Related? As I said in 2018 (maybe he’s gotten better) Alberta is not a smart / informed political writer, to put it politely, or he’s … well, he’s the same word as he is on Democrats and abortion, to put it somewhat less politely, or an l-word, to put it totally unpolitely, about Beto O’Rourke’s political stances. I interviewed Beto, per the background to that link, and during the 2018 Senate campaign general election race, not the Dem primary. Beto talked about "access for all," and said single payer was "one way to get there," but contra Alberta, that's not single payer. Period. He refused to cosponsor John Conyers' HR 676 in the House. And, he said he didn't like Sanders' similar bill in the Senate.
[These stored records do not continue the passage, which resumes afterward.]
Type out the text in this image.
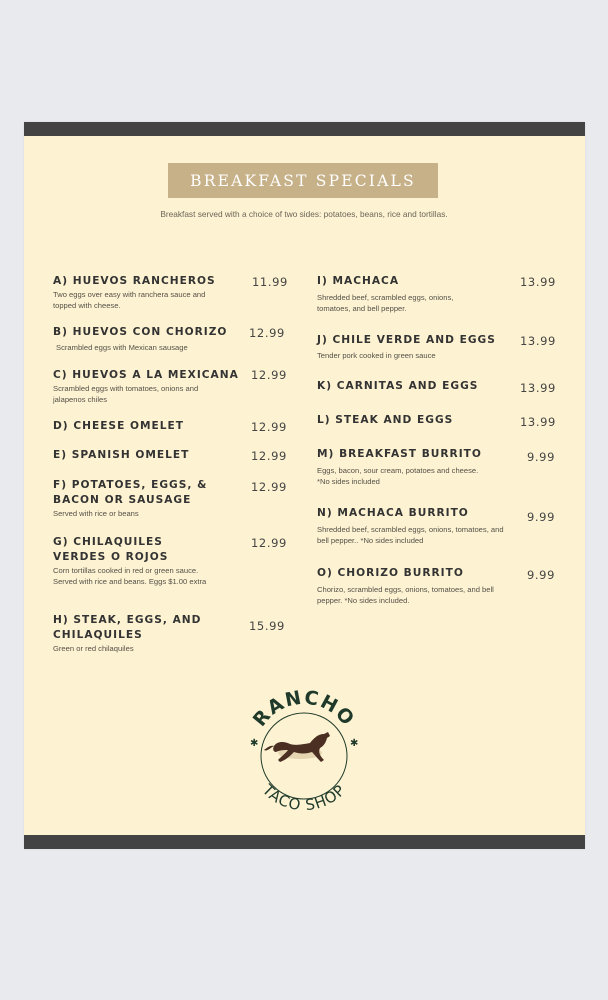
BREAKFAST SPECIALS
Breakfast served with a choice of two sides: potatoes, beans, rice and tortillas.
A) HUEVOS RANCHEROS
Two eggs over easy with ranchera sauce and topped with cheese.
11.99
B) HUEVOS CON CHORIZO
Scrambled eggs with Mexican sausage
12.99
C) HUEVOS A LA MEXICANA
Scrambled eggs with tomatoes, onions and jalapenos chiles
12.99
D) CHEESE OMELET	12.99
E) SPANISH OMELET	12.99
F) POTATOES, EGGS, & BACON OR SAUSAGE
Served with rice or beans
12.99
G) CHILAQUILES VERDES O ROJOS
Corn tortillas cooked in red or green sauce. Served with rice and beans. Eggs $1.00 extra
12.99
H) STEAK, EGGS, AND CHILAQUILES
Green or red chilaquiles
15.99
I) MACHACA
Shredded beef, scrambled eggs, onions, tomatoes, and bell pepper.
13.99
J) CHILE VERDE AND EGGS
Tender pork cooked in green sauce
13.99
K) CARNITAS AND EGGS	13.99
L) STEAK AND EGGS	13.99
M) BREAKFAST BURRITO
Eggs, bacon, sour cream, potatoes and cheese. *No sides included
9.99
N) MACHACA BURRITO
Shredded beef, scrambled eggs, onions, tomatoes, and bell pepper.. *No sides included
9.99
O) CHORIZO BURRITO
Chorizo, scrambled eggs, onions, tomatoes, and bell pepper. *No sides included.
9.99
RANCHO
✱	✱
TACO SHOP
Now, Alberta wasn't alone in drinking the Kool-Aid; so, too, for reasons of her own, did his primary opponent, Sema Hernandez. That still doesn't excuse Alberta.

==

Finally, sidebar observations. One two-star reviewer needs to actually read Alberta with an open mind rather than chastise. She won’t recognize herself in the mirror (nor allow comments). Another in the same vein.
And another:

The craptacular one-star review is by an apparent Gnu Atheist.